Year-end work has been nutty for me, plus I am still pretty sore. So again, several days passed before we made it to the barn again. Brian and I went out after work on Friday.

Steen came to me in the pasture, and immediately I saw there was something odd about his mouth. I took him inside and discovered that he was extra drooly, plus his mouth had a smell similar to what you might expect if a small animal crawled in there and died. I was about ready to get really alarmed when Brian mentioned Zoey's mouth also had big time stinkies. We brought our other two guys in for comparison. All four had varying degrees of extra drool and uber bad breath.

We called the barn owner, and ended up putting all four horses in stalls, giving them each a flake of nice hay, and waiting. All four chowed down with varying degrees of oddness. Steen would not touch anything with his lips. He would pick up hay with his teeth and then eat it. Laredo and Bear were a little less dramatic, but both were really unhappy with us poking around in their mouths.

Eventually, all four ate a flake of hay and produced normal poo. At a loss for anything else to do, we turned them back out.

We headed out again this morning, and found the situation largely unchanged. Steen was still super drooly and stinky. But I spent last night reading a lot about the various toxic grasses horses can ingest, and suspected we had a case of a bale that contained something bad. The herd got two new bales last night, so we're hoping it's just a case of working the toxins through their systems. In which case, exercise will help.

So I rode Steen in my ultra soft bosalita. I spent the first many minutes riding with my hands in my vest pockets. Then Brian was having trouble getting Zoey to take the bit (not normally an issue with her) and he noticed she had a couple of sores in her mouth. At this point, the barn owner was out, and when she saw a red lesion on Zoey's tongue she got pretty concerned. She went out and checked the rest of the herd, and came back in to announce that every single horse in the pasture herd has at least one sore in its mouth. While that wasn't exactly good news, at least it meant ours weren't the only ones having problems.

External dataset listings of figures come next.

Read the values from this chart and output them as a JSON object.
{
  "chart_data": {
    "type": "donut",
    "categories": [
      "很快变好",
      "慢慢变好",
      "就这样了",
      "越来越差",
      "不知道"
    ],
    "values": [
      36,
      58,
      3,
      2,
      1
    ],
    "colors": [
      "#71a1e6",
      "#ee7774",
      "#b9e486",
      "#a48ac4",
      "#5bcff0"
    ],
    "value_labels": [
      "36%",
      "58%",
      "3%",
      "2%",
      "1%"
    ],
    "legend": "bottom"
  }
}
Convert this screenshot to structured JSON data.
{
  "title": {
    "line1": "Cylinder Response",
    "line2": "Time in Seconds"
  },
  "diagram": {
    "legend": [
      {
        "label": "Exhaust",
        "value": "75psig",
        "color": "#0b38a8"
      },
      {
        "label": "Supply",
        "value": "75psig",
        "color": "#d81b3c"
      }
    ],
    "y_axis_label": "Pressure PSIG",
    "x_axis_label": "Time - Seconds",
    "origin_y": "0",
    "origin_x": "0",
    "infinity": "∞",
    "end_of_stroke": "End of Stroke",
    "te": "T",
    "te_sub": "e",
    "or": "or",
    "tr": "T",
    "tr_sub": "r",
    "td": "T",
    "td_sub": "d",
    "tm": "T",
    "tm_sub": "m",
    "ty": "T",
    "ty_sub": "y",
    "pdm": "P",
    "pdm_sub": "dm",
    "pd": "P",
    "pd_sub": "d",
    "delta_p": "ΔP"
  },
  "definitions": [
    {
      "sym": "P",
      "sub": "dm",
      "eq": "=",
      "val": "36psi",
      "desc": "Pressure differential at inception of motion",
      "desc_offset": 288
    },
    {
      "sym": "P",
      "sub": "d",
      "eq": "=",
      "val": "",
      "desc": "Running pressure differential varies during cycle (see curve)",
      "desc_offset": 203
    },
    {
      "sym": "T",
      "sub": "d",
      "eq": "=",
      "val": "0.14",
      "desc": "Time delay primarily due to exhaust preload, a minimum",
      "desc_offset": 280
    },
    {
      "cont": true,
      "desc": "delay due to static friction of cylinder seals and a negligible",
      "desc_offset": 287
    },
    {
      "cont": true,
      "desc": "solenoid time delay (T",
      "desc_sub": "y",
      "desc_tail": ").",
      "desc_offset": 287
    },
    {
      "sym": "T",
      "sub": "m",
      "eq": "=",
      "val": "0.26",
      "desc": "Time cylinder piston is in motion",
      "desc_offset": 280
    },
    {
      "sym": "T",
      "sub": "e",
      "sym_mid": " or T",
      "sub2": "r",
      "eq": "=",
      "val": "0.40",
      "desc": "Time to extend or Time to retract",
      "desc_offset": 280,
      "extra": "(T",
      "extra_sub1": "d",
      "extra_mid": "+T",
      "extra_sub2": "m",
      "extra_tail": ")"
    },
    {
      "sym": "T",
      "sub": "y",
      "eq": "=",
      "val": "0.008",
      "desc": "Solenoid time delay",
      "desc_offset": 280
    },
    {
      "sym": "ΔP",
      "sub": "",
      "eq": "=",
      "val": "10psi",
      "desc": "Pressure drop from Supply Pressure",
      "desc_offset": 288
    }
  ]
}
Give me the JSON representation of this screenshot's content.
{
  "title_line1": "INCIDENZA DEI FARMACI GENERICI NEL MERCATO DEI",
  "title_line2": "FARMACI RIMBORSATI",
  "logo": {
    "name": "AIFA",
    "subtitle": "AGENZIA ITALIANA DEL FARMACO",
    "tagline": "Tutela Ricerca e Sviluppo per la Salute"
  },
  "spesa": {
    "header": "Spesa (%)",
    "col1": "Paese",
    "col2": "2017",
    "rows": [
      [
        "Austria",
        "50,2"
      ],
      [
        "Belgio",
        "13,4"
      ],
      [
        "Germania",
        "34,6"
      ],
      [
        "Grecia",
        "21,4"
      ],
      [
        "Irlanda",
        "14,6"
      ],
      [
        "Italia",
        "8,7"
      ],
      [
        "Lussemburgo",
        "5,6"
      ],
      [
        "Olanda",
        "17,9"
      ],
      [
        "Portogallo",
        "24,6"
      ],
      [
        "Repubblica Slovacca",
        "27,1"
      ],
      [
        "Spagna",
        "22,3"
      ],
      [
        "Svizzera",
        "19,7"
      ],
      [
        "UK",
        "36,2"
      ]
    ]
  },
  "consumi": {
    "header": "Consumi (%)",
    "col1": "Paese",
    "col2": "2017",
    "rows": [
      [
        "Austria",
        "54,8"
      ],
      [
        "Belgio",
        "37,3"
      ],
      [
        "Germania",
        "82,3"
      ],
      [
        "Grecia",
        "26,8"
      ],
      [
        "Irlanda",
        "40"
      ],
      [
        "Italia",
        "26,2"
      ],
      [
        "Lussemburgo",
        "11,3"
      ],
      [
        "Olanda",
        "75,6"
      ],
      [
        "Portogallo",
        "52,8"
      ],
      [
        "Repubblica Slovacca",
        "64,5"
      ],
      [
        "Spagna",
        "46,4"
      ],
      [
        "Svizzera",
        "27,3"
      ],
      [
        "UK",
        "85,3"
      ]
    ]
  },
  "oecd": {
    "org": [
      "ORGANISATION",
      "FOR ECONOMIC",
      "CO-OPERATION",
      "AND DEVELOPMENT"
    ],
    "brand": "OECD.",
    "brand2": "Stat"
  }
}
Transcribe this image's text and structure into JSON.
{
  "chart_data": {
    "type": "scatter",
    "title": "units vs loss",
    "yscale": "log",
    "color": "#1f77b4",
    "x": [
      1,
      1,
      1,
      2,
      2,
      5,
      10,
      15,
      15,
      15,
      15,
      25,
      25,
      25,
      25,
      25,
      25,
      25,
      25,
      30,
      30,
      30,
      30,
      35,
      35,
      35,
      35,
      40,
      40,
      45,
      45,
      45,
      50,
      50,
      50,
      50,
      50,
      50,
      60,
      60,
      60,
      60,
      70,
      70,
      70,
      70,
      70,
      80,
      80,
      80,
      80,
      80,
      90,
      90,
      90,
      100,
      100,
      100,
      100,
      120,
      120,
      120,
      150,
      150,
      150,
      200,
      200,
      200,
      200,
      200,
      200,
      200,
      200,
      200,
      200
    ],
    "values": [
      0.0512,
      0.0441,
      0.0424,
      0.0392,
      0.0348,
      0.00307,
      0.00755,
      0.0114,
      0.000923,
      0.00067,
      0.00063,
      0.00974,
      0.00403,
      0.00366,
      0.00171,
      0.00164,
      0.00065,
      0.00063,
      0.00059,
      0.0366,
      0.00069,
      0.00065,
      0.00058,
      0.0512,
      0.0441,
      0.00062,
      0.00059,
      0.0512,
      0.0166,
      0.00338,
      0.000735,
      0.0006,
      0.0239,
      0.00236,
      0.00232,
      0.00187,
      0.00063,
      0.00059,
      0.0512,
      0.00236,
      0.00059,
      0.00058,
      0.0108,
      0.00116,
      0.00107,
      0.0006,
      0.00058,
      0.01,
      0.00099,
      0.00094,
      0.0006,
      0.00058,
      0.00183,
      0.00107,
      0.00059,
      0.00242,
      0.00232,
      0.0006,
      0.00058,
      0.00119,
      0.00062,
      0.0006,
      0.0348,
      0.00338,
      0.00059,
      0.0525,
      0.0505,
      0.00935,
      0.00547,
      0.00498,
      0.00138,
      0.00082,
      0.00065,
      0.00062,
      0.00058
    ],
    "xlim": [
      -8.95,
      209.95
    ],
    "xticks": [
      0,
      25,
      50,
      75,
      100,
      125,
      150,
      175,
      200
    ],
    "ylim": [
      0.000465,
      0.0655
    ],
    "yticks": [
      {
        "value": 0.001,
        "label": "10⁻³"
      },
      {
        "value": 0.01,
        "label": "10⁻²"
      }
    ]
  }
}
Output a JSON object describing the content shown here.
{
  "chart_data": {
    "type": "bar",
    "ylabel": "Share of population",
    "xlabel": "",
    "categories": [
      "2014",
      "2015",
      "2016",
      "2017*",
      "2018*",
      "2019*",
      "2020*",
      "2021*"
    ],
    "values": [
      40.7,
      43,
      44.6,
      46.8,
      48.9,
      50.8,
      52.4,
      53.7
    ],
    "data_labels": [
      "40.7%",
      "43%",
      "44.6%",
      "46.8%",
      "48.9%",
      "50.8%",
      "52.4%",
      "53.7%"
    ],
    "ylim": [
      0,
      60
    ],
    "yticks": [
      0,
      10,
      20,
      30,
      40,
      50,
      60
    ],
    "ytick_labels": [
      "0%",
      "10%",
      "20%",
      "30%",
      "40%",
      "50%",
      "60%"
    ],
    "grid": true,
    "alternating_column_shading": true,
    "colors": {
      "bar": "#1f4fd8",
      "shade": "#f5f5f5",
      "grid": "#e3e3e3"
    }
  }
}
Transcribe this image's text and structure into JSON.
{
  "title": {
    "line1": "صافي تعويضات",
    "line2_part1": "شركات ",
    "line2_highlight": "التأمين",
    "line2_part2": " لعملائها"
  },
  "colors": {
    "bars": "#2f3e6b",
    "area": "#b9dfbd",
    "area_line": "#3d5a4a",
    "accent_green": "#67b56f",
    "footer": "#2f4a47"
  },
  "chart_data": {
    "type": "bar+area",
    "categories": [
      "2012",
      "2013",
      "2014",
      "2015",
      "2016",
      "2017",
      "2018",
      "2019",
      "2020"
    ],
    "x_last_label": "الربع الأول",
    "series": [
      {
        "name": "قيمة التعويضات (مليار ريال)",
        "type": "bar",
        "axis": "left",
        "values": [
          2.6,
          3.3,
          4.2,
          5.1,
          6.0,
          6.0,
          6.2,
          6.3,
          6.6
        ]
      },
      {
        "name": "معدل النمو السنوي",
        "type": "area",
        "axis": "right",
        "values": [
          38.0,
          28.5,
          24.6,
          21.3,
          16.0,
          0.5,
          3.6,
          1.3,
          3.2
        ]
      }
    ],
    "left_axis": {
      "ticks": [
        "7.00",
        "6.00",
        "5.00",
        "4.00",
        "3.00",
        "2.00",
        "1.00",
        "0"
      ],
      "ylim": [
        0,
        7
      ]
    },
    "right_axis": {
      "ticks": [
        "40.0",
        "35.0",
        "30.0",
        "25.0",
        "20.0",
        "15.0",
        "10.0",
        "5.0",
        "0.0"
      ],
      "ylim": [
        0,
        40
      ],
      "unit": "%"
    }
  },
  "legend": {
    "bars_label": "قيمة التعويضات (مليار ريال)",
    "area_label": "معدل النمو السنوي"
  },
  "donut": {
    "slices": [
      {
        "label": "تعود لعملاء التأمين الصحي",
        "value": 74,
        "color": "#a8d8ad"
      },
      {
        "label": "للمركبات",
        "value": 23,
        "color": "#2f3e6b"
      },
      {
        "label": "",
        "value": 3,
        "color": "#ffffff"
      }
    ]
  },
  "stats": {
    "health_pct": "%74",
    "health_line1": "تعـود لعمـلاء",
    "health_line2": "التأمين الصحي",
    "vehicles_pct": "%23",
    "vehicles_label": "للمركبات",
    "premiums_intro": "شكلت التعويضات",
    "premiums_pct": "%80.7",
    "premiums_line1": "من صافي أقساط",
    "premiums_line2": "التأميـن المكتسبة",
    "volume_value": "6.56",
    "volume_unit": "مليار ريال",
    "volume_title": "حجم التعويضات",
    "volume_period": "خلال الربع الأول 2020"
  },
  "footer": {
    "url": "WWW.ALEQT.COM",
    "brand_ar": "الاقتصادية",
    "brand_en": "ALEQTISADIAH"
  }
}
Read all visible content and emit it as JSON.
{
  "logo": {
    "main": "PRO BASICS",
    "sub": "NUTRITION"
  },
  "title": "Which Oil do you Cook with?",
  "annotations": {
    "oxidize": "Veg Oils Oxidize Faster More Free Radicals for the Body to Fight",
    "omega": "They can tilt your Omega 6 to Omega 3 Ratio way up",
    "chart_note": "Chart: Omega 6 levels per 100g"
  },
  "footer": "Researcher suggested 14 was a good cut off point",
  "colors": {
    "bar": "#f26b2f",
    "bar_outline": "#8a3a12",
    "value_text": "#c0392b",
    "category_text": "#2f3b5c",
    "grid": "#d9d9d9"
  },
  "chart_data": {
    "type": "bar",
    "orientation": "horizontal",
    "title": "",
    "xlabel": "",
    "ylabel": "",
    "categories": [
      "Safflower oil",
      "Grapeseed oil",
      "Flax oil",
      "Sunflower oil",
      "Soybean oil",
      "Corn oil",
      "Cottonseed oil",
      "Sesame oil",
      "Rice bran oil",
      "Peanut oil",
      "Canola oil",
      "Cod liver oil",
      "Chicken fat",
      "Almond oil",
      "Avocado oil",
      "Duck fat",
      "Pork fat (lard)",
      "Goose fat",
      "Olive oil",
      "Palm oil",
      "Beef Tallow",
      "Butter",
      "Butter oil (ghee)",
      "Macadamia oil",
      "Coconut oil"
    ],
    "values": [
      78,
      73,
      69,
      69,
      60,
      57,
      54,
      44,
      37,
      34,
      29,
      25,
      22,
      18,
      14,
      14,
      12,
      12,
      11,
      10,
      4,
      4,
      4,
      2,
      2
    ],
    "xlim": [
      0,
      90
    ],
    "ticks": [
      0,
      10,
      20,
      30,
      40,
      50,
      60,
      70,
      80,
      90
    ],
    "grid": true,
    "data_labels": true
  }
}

Since Zoey's lips were sore, Brian decided to ride her in the hackamore for the first time. That proved to be a good decision. They had a nice ride.


My ride on Steen was pretty good too. He had a surprisingly high amount of energy. We walked and trotted at intervals, did a lot of standing, and a little loping.

After the ride, we went out to take Steen and Zoey back to the herd. We checked on Laredo and Bear. Bear seemed ok. His mouth was obviously sore while he was eating his supplement, but less-so than Steen's and Zoey's. Then we saw Laredo. He apparently had busted a few of his sores open, and was drooling blood-filled saliva. He looked pretty miserable.

We hung out with him and petted him and bothered him by invading his mouth with our fingers. But there wasn't really anything we could do. The bleeding isn't significant enough to be life threatening. Removing him from his herd and putting him in a stall would only stress him. So we left him out there, which made me feel bad. But at least the barn owner and the barn manager are both going to be keeping an extra eye on the herd until this whole thing settles down.

The good news is there are two others herds at our barn who get fed the exact same hay, and only our herd is having any trouble. So fingers crossed this will end with that one bale, and we'll see some improvement tomorrow.